When Australia wanted that boatload of Tamils intercepted, it was Rudd – not Smith – who called Indonesian President Susilo Bambang Yudhoyono. If Rudd picked up the phone to the Sri Lankan President, too, and did a bit of tub-thumping, it might make a difference. But it seems he’d rather beat the anti-asylum seeker drum.”
So what could Mr Rudd have done that he hasn’t done?
As a signatory to the 1977 Additional Protocols to the Geneva Conventions – which states that “The presence within the civilian population of individuals who do not come within the definition of civilians does not deprive the population of its civilian character” (Article 50) – he could have challenged the Government of Sri Lanka about its indiscriminate shelling of civilians.
He could have sent Sri Lanka a warning signal by abstaining on the IMF loan (as did the USA and UK). And it could be making clear he will act when the vote on the 2nd tranche comes up.
He could have backed the call by UN High Commissioner for Human Rights, Navi Pillay, for an independent investigation into alleged war crimes by both sides, and could have said in public that he is holding President Rajapaksa to his promise – made to UN Secretary General Ban Ki-moon – that Sri Lanka would take measures to address the violations of international humanitarian and human rights law.
Today, Mr Rudd could be calling the camps what they are – internment camps (as Navi Pillay and the UK Government have done).
Rather than deal with Sri Lanka as primarily an immigration problem – a bit like dealing with a terrorist attack as if it were a health and safety challenge – he could have defined this as a foreign policy crisis requiring joined up action.
And he could have told the Sri Lankan government it expects to see the people it claims are LTTE combatants charged in accordance with international standards and ensure that family members and humanitarian agencies – in particular the ICRC – have immediate access.
Most importantly, he could be using Australia’s influence – within the Commonwealth and with China, for example – to get a faster resolution to this crisis.
It is clear Mr Rudd has committed himself to being tough on the symptoms of war crimes and major human rights abuse – ie the people who are able to escape. So why on earth isn’t he also tough on the causes of such an exodus? In so doing he could use one stone to kill three birds: gain the respect of “Howard battlers”, retain the support of concerned Labour supporters and look good on the international stage. Of course it’s easier to pick an easy fight with progressives within his party. Perhaps he thinks it looks good. But what did this approach deliver for Tony Blair and the UK Labour Party in the long term?
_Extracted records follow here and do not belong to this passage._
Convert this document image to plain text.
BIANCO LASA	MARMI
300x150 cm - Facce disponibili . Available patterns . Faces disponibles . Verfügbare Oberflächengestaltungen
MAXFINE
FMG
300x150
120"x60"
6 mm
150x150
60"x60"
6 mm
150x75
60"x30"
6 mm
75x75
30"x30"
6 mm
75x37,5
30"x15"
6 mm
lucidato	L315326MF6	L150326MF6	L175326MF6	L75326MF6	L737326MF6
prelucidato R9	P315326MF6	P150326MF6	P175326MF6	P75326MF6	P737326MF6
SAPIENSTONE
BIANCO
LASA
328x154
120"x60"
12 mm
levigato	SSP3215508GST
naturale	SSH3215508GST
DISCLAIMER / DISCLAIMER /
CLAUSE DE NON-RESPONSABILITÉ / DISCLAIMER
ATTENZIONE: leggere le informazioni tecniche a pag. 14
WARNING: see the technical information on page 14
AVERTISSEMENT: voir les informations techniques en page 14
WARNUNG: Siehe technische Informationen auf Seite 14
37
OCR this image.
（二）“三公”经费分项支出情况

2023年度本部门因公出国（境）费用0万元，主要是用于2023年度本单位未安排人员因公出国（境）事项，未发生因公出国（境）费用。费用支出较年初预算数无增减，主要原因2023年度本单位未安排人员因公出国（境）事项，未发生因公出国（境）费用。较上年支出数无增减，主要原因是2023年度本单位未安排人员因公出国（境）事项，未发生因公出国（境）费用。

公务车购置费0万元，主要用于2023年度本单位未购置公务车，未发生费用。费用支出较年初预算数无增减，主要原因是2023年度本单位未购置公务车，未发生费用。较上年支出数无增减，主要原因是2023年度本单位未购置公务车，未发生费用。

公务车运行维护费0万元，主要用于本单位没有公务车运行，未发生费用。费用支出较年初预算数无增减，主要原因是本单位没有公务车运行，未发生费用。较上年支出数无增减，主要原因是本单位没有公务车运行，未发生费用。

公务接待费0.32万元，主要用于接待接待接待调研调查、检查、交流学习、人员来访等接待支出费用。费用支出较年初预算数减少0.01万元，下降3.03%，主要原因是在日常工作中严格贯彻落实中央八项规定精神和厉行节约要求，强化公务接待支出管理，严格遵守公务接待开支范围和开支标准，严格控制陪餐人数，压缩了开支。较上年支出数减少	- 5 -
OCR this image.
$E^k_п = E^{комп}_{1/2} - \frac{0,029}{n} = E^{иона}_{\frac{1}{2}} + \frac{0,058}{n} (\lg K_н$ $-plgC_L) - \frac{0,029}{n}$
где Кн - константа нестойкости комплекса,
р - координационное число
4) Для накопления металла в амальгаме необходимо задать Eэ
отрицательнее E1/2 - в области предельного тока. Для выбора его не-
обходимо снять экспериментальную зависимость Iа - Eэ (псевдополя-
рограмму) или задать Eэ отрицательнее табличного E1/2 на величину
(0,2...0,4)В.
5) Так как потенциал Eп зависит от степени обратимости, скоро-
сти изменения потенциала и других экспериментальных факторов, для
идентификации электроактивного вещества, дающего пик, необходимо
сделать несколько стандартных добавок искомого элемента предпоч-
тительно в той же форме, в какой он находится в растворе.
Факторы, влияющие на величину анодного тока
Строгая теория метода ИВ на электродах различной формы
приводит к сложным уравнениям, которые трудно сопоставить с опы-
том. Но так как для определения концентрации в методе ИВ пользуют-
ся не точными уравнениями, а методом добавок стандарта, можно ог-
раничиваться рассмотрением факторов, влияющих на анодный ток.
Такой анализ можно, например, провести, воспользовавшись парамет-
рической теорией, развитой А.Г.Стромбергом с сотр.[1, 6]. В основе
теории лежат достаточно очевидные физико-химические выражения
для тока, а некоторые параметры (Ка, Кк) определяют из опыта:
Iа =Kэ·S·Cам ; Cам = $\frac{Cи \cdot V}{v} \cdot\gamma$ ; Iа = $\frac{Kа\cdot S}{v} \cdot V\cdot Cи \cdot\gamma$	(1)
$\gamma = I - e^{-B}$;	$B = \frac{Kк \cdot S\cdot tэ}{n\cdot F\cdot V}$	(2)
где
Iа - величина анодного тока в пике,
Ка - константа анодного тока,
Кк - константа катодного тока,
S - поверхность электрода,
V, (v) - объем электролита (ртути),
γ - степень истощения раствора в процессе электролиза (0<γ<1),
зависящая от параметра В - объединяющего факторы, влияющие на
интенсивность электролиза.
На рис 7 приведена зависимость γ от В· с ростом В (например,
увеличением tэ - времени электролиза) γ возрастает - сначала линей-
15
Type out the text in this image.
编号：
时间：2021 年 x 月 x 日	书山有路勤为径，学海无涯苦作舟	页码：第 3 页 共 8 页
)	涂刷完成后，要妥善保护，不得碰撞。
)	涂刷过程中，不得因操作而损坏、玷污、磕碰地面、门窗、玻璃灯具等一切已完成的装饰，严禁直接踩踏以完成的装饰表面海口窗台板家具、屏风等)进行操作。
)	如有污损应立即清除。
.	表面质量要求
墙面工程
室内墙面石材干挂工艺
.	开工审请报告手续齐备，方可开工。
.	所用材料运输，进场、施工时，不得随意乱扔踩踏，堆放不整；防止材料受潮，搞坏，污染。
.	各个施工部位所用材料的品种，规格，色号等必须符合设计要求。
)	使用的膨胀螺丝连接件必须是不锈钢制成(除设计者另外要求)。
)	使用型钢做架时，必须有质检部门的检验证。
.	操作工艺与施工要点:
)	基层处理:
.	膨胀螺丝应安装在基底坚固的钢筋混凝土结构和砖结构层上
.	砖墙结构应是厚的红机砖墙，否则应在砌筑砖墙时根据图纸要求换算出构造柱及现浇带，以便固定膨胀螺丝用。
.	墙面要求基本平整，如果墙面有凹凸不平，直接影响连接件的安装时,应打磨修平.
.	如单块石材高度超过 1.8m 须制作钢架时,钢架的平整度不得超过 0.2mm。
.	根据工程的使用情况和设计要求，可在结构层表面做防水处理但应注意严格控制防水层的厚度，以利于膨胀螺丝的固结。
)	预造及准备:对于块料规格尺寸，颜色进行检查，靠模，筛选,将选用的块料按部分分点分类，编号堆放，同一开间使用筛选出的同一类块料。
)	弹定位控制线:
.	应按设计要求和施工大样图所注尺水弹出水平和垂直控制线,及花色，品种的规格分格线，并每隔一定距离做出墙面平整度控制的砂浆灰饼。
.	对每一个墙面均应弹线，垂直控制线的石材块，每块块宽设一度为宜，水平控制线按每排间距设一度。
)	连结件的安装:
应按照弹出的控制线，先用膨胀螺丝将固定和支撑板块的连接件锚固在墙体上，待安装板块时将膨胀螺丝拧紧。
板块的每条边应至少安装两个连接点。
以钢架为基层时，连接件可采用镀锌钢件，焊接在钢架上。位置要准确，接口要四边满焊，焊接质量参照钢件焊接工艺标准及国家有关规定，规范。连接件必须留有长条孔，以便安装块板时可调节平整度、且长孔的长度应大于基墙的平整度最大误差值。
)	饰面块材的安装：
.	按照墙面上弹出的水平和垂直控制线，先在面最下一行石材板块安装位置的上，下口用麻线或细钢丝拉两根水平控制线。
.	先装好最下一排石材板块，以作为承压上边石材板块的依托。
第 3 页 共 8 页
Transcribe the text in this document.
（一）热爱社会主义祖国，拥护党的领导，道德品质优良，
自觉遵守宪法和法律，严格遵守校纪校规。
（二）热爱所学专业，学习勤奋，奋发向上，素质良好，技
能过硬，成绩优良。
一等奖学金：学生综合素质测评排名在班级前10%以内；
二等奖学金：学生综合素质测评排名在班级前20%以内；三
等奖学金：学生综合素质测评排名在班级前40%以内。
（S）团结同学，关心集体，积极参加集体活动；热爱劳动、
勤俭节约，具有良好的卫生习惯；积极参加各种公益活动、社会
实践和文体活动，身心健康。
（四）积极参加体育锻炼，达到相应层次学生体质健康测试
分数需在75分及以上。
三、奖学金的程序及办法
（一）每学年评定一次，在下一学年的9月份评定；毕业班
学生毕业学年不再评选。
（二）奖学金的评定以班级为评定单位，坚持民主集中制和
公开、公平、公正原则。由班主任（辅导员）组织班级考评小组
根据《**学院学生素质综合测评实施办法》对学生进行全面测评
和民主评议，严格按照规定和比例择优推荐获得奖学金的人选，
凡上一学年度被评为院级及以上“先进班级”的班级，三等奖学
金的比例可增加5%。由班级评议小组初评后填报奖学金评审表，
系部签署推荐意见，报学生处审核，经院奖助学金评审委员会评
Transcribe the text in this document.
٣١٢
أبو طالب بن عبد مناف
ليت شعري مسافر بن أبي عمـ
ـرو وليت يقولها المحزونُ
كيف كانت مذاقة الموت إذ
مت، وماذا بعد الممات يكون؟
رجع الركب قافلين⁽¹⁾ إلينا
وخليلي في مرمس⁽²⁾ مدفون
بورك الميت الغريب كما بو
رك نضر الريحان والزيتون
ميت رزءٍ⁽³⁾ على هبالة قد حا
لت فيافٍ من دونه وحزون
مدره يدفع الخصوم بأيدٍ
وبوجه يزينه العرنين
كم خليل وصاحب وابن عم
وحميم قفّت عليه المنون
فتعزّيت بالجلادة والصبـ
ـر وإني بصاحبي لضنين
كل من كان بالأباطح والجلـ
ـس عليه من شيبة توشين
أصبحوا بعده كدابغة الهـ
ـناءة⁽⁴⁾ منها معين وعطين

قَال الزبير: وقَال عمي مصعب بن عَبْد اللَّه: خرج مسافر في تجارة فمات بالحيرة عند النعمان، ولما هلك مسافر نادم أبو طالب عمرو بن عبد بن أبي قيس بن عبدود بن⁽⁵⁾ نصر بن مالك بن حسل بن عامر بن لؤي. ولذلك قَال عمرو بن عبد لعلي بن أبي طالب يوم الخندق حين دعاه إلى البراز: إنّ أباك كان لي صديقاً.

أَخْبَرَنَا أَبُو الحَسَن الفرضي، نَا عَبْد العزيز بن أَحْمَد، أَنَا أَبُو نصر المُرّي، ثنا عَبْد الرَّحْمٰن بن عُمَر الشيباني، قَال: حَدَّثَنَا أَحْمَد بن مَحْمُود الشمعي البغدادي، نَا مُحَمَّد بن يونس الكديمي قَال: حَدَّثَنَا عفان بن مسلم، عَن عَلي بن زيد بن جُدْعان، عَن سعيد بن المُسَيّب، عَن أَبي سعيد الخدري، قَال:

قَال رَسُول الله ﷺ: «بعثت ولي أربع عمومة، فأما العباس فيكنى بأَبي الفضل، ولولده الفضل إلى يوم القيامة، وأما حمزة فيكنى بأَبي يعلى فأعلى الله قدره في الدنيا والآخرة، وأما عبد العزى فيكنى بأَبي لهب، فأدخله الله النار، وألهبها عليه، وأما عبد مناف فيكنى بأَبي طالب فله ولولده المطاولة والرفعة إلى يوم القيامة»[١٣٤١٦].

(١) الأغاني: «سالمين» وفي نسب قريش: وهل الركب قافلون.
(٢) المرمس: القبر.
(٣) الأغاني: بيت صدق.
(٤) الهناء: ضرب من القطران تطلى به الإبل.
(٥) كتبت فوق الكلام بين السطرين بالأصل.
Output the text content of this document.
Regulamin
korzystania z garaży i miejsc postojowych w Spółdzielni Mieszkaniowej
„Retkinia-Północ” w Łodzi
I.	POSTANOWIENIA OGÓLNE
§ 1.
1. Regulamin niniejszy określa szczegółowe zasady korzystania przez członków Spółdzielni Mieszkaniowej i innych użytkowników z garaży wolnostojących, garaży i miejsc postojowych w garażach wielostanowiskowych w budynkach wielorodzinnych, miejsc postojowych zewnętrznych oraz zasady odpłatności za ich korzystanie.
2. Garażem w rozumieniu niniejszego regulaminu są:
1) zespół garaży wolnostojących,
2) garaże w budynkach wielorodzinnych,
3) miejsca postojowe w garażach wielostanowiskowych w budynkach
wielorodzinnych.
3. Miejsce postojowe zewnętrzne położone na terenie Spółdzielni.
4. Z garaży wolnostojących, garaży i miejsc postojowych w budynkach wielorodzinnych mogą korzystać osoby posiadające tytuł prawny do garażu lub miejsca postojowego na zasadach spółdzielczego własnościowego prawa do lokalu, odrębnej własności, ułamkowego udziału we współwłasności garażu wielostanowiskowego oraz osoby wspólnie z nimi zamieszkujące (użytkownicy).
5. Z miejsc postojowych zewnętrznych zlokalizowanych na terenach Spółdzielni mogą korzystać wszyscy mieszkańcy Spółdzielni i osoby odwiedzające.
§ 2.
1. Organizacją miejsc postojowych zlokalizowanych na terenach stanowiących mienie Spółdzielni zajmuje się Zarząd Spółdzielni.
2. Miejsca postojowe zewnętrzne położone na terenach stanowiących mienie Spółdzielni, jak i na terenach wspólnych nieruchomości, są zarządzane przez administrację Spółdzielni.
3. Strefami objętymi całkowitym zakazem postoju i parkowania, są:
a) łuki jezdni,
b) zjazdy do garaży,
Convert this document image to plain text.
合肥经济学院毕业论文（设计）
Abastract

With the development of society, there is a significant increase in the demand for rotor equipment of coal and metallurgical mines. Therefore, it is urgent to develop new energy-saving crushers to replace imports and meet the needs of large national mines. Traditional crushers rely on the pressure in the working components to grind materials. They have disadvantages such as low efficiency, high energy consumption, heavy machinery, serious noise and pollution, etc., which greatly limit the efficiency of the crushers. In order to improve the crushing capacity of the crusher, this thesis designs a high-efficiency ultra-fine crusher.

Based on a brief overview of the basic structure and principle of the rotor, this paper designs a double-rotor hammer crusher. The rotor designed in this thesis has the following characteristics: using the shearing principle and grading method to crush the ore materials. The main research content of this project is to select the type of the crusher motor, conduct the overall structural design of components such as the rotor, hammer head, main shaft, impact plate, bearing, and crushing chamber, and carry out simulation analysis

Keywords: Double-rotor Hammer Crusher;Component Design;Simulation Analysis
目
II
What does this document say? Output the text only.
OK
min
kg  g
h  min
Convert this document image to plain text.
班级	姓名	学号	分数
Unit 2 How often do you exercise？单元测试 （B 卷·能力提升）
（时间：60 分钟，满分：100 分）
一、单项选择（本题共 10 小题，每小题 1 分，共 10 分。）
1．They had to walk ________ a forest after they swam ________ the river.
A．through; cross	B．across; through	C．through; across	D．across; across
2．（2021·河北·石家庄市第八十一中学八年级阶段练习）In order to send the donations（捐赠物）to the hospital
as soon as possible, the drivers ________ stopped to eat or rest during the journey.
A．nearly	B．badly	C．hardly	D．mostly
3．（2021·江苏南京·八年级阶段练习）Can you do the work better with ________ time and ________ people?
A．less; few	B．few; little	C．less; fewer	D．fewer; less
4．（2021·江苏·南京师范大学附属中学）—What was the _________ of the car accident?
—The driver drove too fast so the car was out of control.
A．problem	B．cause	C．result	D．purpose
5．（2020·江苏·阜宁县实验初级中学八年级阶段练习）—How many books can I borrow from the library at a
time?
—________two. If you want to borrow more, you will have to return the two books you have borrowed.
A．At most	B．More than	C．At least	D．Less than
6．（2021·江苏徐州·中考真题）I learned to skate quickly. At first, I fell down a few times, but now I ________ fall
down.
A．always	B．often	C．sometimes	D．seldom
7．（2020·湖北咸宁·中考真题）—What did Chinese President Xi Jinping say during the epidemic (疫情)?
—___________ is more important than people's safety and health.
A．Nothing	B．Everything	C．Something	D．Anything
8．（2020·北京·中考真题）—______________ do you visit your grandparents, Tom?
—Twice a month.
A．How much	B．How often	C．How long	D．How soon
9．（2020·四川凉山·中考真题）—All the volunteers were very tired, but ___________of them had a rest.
With the Indians and even the UN talking tough, and with the new Japanese government reviewing its options, Mr Rudd is looking as if he is behind the curve and part of the problem. What a waste of talent, especially for a man who prides himself on his diplomatic skills.
But the real question in all of this is for Labor supporters: will they stand by and just let this happen?
We get the leaders we deserve and Mr Rudd could really do with more courageous followers right now. Mr Rudd isn’t a bad man – indeed he defines himself as a committed Christian. In fact, Mr Rudd is just doing what many world leaders have done – turned their face to what is happening and sought to substitute platitudes for real action. At least that we can thank him for making it so obvious!
That is why he needs to be challenged by those who have some influence over him. And that is also why Mr Rudd warrants international attention.